We were awarded by the local school board with a neglected school in the inner city and provided with furniture that we had to retrieve ourselves from the fourth floor of an old school building. The windows of the building had been left open and pigeons had pooped all over everything on the fourth floor. We hauled all of the furniture into the school yard, hosed it down, scraped the gum from the bottom of the desks and set up school.

We interviewed teachers in the back room of someone’s insurance office because we couldn’t get into our building until the alternative school operating there vacated in June. In August of 1999, we cut a red ribbon and opened our doors with 167 sixth- and seventh-graders.

That first year, without teaching the state curriculum and with our lack of experience, we outperformed all other Chatham County middle schools in spring testing.

The board sat up and took notice.

I served as governing board chair for two years, then returned to college to become certified to teach and earn a master’s in education. I was hired by the school and worked as director of instruction for 12 years before retiring in 2013.

Our school employed a number of innovative practices, and in 2004, we were selected as one of “eight great” charter schools in the nation by the National Charter Schools Association.

In reflecting back, I don’t think we did anything special back in 1998, and I don’t think it was anything that I did that caused the legislation to pass. But legislators do respond to constituents. Voices and passion do matter. Had we never expressed interested in the legislation, it surely would never had gotten out of committee for a floor discussion, at least not in 1998. And look at you now!

Are We Doing Better for Less?

When we were talking with legislators 20 years ago, trying to convince them to give charter schools a chance, we told them we thought we could do better with less. Twenty years later, are we the hotbeds of innovation we promised we’d be? Are we doing it better for less?

Are we cutting out the waste in education?

Are we focusing on what matters – relationships with students and their parents, expert teaching, and a clearly outlined curriculum?
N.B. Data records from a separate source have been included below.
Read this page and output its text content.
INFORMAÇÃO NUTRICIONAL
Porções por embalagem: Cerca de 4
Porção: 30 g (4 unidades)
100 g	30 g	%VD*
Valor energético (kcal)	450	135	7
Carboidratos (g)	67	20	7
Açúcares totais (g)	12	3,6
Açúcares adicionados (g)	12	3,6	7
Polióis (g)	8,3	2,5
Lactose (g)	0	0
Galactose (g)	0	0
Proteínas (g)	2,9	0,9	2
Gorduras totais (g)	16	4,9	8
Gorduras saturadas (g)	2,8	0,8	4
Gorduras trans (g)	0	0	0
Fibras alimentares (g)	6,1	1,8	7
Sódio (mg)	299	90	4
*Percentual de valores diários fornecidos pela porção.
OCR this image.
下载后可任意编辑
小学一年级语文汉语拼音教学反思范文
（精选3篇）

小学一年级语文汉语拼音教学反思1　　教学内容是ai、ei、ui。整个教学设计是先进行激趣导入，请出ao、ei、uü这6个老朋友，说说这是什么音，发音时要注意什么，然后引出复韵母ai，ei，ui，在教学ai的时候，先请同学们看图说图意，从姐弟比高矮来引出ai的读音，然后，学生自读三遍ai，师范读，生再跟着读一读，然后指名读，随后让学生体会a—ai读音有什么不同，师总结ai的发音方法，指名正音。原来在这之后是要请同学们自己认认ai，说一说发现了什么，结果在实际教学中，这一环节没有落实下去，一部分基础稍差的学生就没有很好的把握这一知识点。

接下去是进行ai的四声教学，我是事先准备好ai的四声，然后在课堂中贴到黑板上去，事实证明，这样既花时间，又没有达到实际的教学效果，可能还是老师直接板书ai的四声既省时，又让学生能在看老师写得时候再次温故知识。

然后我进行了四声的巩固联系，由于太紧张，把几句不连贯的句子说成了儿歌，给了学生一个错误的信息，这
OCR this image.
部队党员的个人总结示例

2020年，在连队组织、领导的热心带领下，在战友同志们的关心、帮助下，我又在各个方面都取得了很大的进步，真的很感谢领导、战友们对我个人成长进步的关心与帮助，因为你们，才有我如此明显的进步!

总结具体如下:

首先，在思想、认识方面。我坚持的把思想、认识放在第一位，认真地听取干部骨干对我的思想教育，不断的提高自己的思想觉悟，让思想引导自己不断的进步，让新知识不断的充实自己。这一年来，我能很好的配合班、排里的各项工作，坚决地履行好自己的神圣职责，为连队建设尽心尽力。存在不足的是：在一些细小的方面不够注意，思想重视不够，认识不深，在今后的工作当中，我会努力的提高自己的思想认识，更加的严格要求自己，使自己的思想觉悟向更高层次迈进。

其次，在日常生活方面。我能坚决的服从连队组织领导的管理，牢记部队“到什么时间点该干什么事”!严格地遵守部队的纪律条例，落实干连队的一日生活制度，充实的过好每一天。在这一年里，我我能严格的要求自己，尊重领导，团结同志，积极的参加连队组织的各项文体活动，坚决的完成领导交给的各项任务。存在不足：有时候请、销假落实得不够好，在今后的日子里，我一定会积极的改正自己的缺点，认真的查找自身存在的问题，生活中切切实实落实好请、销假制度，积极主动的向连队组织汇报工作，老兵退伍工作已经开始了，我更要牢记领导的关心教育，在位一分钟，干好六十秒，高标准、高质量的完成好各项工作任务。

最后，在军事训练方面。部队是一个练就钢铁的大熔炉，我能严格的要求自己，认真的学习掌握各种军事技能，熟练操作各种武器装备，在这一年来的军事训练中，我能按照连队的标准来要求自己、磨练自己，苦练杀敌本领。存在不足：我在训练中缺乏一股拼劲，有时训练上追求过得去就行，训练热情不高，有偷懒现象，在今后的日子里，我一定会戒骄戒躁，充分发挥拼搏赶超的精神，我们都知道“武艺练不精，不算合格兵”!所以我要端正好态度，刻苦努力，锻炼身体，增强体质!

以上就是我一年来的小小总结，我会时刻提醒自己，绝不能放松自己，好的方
Do we have high expectations for everyone associated with our school – our parents, administrators, teachers and support staff, and students?

Do we use the Doing What Works federal education website to see the research on a particular program before it is proposed and implemented?

Is everything about our school transparent?

Do we regularly seek input about our operation from all constituents – our teachers and staff, our parents, our board members, the communities we serve, and most of all, our most important stakeholders, our students? Most of the important innovations we implemented at our school were due to feedback provided by our students – something as simple as having a five-minute period at the end of class to allow time to properly record the homework and ask questions about the assignment.

Are we spending money on the things that we know are important to student welfare and success, such as school nurses and counselors and media specialists?

Do we provide diagnostic testing at the beginning of the year so that student academic needs can be addressed early through small group tutorials, held during the school day?

Do we hold social events during the day for students who have no transportation to attend nighttime events?

Do we follow our students after they leave us to find out the long-term effects of having spent time at our school?

These were just some of the ideals we hoped to provide through a charter education. As I run into our students throughout Savannah, I see them in a variety of settings and always ask them if their experience at Oglethorpe was a good one.

“I felt cared for, and I felt ready for high school,” are the two responses I hear most. Isn’t that awesome?

In today’s educational and political climate, it is even more difficult to operate a charter school. There is way too much paperwork and way too much testing, and the nay-sayers have definitely not gone away. So today, listen to your mother: Continue your good work. Hold your standards high. Fight for your autonomy.

I’m so proud to have been a small part of the charter school movement in Georgia. I challenge each of you to strive for excellence in every facet of your school.